Me he referido antes a la indolencia que el mundo político y los gobernantes han tenido históricamente con la infancia en nuestro país. Hay una suerte de desprecio por los temas que involucran a ese grupo de edad, como si sus condiciones de existencia fueran invisibles, accesorias.
Lamentablemente hoy, confirmo la crudeza de esa desidia, cuando leo en la prensa que a la sesión del lunes 9 de noviembre de la Comisión de Derechos de la Niñez de la cámara baja, de trece diputados ha asistido sólo uno a la totalidad de la sesión. Ni siquiera el presidente de la comisión Ramón Farías ha estado presente. Ese único diputado que escuchó a todos los presentes, dice la nota que leo, lo hizo obligado por ir en reemplazo del mismo Farías.
A la comisión estaban invitadas distintas organizaciones de la sociedad civil que presentarías sus posiciones respecto de un tema que les es particularmente sensible, iban a ser escuchadas. Oídas en estas reducidas formas de participación que ofrece el Estado a sus ciudadanos a la hora de tomar decisiones. Pero observamos que, más allá de las explicaciones que unas y otros pudieran argüir, las prioridades son siempre otras.
Porque la deuda con la infancia y con los miles de niños y niñas que han sido víctimas de una política discriminadora, violenta y miserable, donde el castigo y el encierro han sido las herramientas privilegiadas y el control social de la infancia pobre ha sido el principal -si no único- objetivo, no cuenta. Esa deuda transgeneracional sigue ahí y se encarna en la prescindencia estatal en la efectividad y garantía de derechos, en los oídos sordos, las manos amarradas y las voluntades doblegadas.
En estos años, sólo hemos visto el interés de los políticos en los niños y niñas, cuando el impacto mediático es lo suficientemente sonoro como para llegar a escucharlo. Esos son los casos emblemáticos del SENAME, que mezclan crónica policial con abandono y que más que visibilizar las condiciones de vida de esos niños y niñas, inoculan un horror ciudadano frente a la infancia desatada. Son el Cisarro, el Tila o los niños de la red de explotación sexual infantil de Plaza de Armas sobre los que se tendió un manto de olvido.
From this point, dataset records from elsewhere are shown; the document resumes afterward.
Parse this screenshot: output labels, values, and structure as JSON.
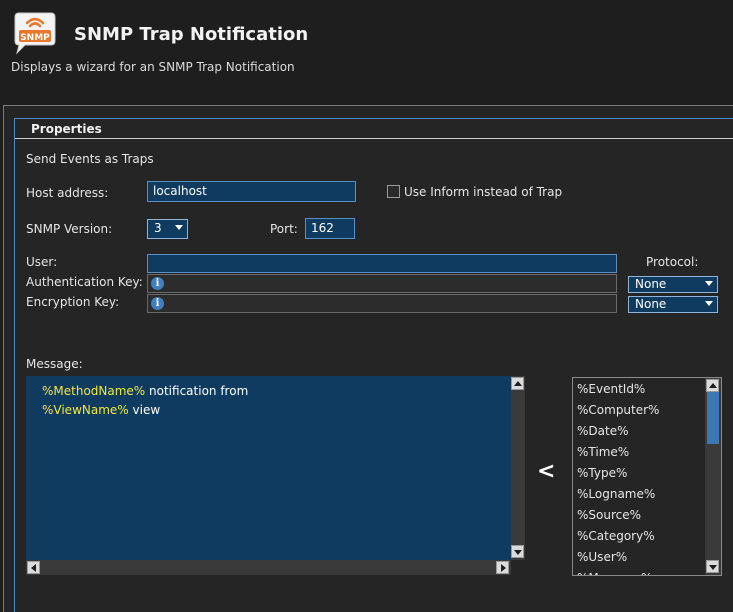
{
  "header": {
    "logo_text": "SNMP",
    "title": "SNMP Trap Notification",
    "subtitle": "Displays a wizard for an SNMP Trap Notification"
  },
  "panel": {
    "title": "Properties",
    "section_label": "Send Events as Traps"
  },
  "host": {
    "label": "Host address:",
    "value": "localhost"
  },
  "inform": {
    "label": "Use Inform instead of Trap",
    "checked": false
  },
  "version": {
    "label": "SNMP Version:",
    "value": "3"
  },
  "port": {
    "label": "Port:",
    "value": "162"
  },
  "user": {
    "label": "User:",
    "value": ""
  },
  "protocol": {
    "label": "Protocol:"
  },
  "auth": {
    "label": "Authentication Key:",
    "protocol": "None"
  },
  "encryption": {
    "label": "Encryption Key:",
    "protocol": "None"
  },
  "message": {
    "label": "Message:",
    "line1_var": "%MethodName%",
    "line1_text": " notification from",
    "line2_var": "%ViewName%",
    "line2_text": " view"
  },
  "insert_glyph": "<",
  "variables": [
    "%EventId%",
    "%Computer%",
    "%Date%",
    "%Time%",
    "%Type%",
    "%Logname%",
    "%Source%",
    "%Category%",
    "%User%",
    "%Message%"
  ],
  "icons": {
    "logo": "snmp-bubble-icon",
    "info": "info-icon"
  },
  "colors": {
    "field_bg": "#0f3b60",
    "variable_highlight": "#f5e642",
    "logo_orange": "#e8762b"
  }
}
Los niños y niñas que no existen para el Estado y la sociedad si no es a través de las fantasmagóricas imágenes del abandono, la explotación, el maltrato y el abuso. Y aún entonces, a lo único que se puede echar mano es a un SENAME que apenas se sostiene en el híbrido que se creó al querer modernizarlo, obviando que en su propia producción estaba inscrita la única acción que le era posible: el control. Nada de eso importa.
No importan esos íconos mediáticos, mucho menos los niños y niñas que salen con sus mochilas al centro a pedir por una educación pública, los que buscan crear, pensar y actuar libremente, los que llenan plazas haciendo malabares, los que responden el SIMCE a regañadientes o nuestros propios hijos.
Cómo confiar en el destino de un proyecto, que ya desde su publicación nos ha parecido mínimo y pobre. Cómo creer que será posible la discusión y el debate social abierto. Cómo imaginar la aplicación práctica de lo que será la política de infancia, si esta inercia sólo refuerza el abismo insondable que existe entre la “Urgencia” del proyecto que impone el ejecutivo y el marasmo en el que están sumidos los parlamentarios.
Hay algo en el modo de relación del Estado con la infancia que pareciera indicar en todo momento que los niños y niñas de nuestro país son -en alguna medida- insignificantes. No existe conciencia de la necesidad de reparar ese daño profundo que se les ha infringido -a conciencia- durante ya casi un siglo.
Junto al manido slogan de que los niños son el futuro de Chile, los hemos condenado a un presente de vacíos y negaciones. La única forma que imagino para avanzar, es reconocer esta crueldad, para luego abandonar la profunda indolencia que ha caracterizado las relaciones de nuestro Estado con los niños y niñas.